Ele não foi, mas eu lá fui. Estiquei o braço, senti a picada, respirei fundo. E depois mandaram-me esperar. Esperei. Esperei. Esperei. Duas horas e um quarto de espera. Para por fim ouvir o meu nome.
Lá fui. O senhor de verde olhou para mim, olhou para o resultado das análises, tornou a olhar para mim. Eu a pensar, pronto, lá vou, o bisturi a furar a minha barriga, eu a acordar da anestesia, pestanejando até reconhecer a cara do meu homem e dos meus filhos, eu com menos uma entranha, eu ainda com dores, mas outras dores, a dor da cura e não a dor original, eu deitada num quartinho da CUF Descobertas, a receber visitas e tal. O senhor de verde mordeu o lábio e disse: "Pois, por nós... pode ir para casa. Não vemos aqui nada."
Ah... Nada. Sim senhor. Então estas dores lancinantes são... nada. Pois, faz sentido. "Mas olhe que eu não sou maluca", expliquei eu ao senhor doutor. "Olhe que estou aqui que não posso." E ele que sim, que acreditava. Mas que as análises estavam bem, que não era do apêndice, que aparentemente estava tudo bem, adeus e boa noite.
Cheguei ao pé do Ricardo, aflitíssimo. "Olha, parece que não é nada". Como nada? "Assim mesmo. Nada." Na recepção, a senhora a quem paguei deu-me o recibo e desejou "As melhoras". As melhoras? As melhoras de... nada?
E agora aqui estou. Com nada. Cheia de dores vindas de lado nenhum. De modos que, se eu marar, todos os que me lêem são testemunhas. Eu tinha dores. Eu coxeava. Eu não conseguia esticar-me. Mas, aparentemente, terei marado de nada.

Ainda o ovário

O sacana do ovário continua a não facilitar. Muito bem. Ai é assim?
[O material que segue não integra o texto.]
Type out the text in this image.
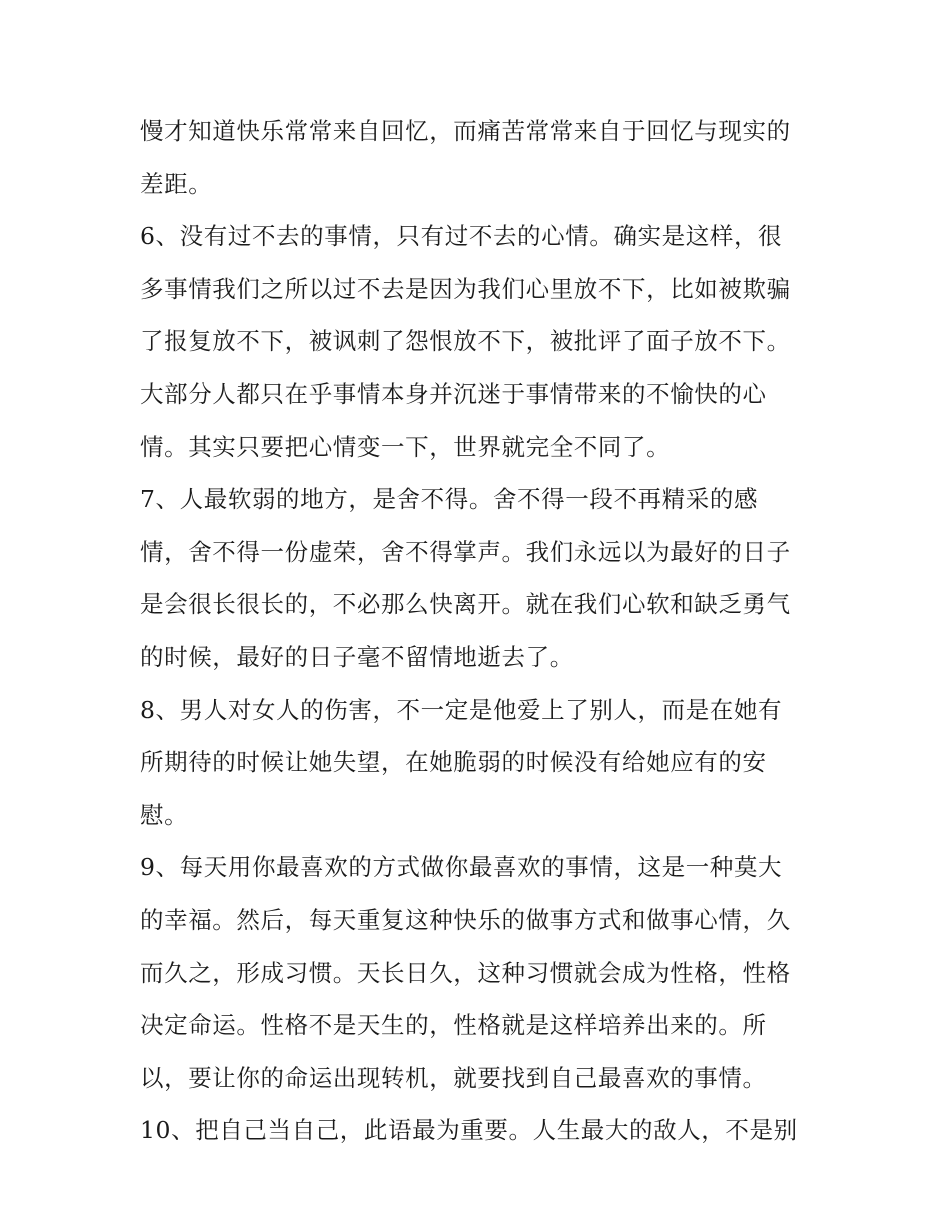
慢才知道快乐常常来自回忆，而痛苦常常来自于回忆与现实的
差距。
6、没有过不去的事情，只有过不去的心情。确实是这样，很
多事情我们之所以过不去是因为我们心里放不下，比如被欺骗
了报复放不下，被讽刺了怨恨放不下，被批评了面子放不下。
大部分人都只在乎事情本身并沉迷于事情带来的不愉快的心
情。其实只要把心情变一下，世界就完全不同了。
7、人最软弱的地方，是舍不得。舍不得一段不再精采的感
情，舍不得一份虚荣，舍不得掌声。我们永远以为最好的日子
是会很长很长的，不必那么快离开。就在我们心软和缺乏勇气
的时候，最好的日子毫不留情地逝去了。
8、男人对女人的伤害，不一定是他爱上了别人，而是在她有
所期待的时候让她失望，在她脆弱的时候没有给她应有的安
慰。
9、每天用你最喜欢的方式做你最喜欢的事情，这是一种莫大
的幸福。然后，每天重复这种快乐的做事方式和做事心情，久
而久之，形成习惯。天长日久，这种习惯就会成为性格，性格
决定命运。性格不是天生的，性格就是这样培养出来的。所
以，要让你的命运出现转机，就要找到自己最喜欢的事情。
10、把自己当自己，此语最为重要。人生最大的敌人，不是别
É assim que queres, não é, ovário? Sim senhor. Já marquei uma ecografia e amanhã vão pôr a tua imagem na televisão onde vais ficar todo exposto. Depois bem podes corar, ficar todo tímido e não sei quê. Dá-me igual. Vais ser visto, medido, espiolhado. Podes ser teimoso. Mas eu sou muito pior.

Sobre os ovários

Ter ovários pode ser lixado. O meu ovário esquerdo decidiu infernizar-me a vida e ontem cheguei a ir à Cuf da Lapa mas como não havia urgência ginecológica voltei para casa dos meus sogros, agarrada à barriga e a ganir como um cão.
Provavelmente foi um quisto que decidiu ensandecer, que os quistos, já se sabe, são matéria que ensandece muito. Ou então foi outra coisa qualquer, quem sabe se não terá sido o ovário esquerdo chateado com a vida, raivoso com o direito ou assim.
É pena que o nosso corpo não seja transparente, tipo máquina de lavar roupa. Doía, a gente espreitava e dizia: Lá está, é o quisto que ensandeceu. E pronto. Resolvia-se. Está mal feito e, se acreditasse em Deus, aborrecia-me com ele pelo trabalho mal pensado. E, claro, pedia-lhe que não me desse tantas dores no ovário.
(Gosto mesmo da palavra ovário. Ovário, ovário, ovário.)

Ao lado. Não atrás


Hoje foi um dia especial para a família. O Manel, que andou paulatinamente a aprender a andar de bicicleta sem rodinhas - a princípio muito mal, cheio de medo de cair, todo hirto e tenso, todo racional e pouco corpóreo, infelicíssimo sempre que caía, tomando cada queda como um falhanço inadmissível -, o Manel, dizia, acompanhou-nos hoje numa volta grande aqui no Parque das Nações, onde vivemos e onde, curiosamente, começámos o nosso namoro.
Foi a primeira vez que ele não foi na cadeira pendurada na bicicleta do pai mas sim ali ao nosso lado. E foi estranho e foi bom. Vê-lo assim, grande, com um sorriso orgulhoso, a pedalar connosco deixou-nos uma percepção muito real do seu crescimento. Está grande. Está mesmo grande. Durante o percurso, atropelou uma senhora e enfaixou-se duas vezes num poste e num candeeiro. Caiu e chorou e disse que não queria mais. Mas continuou sempre e cada vez melhor.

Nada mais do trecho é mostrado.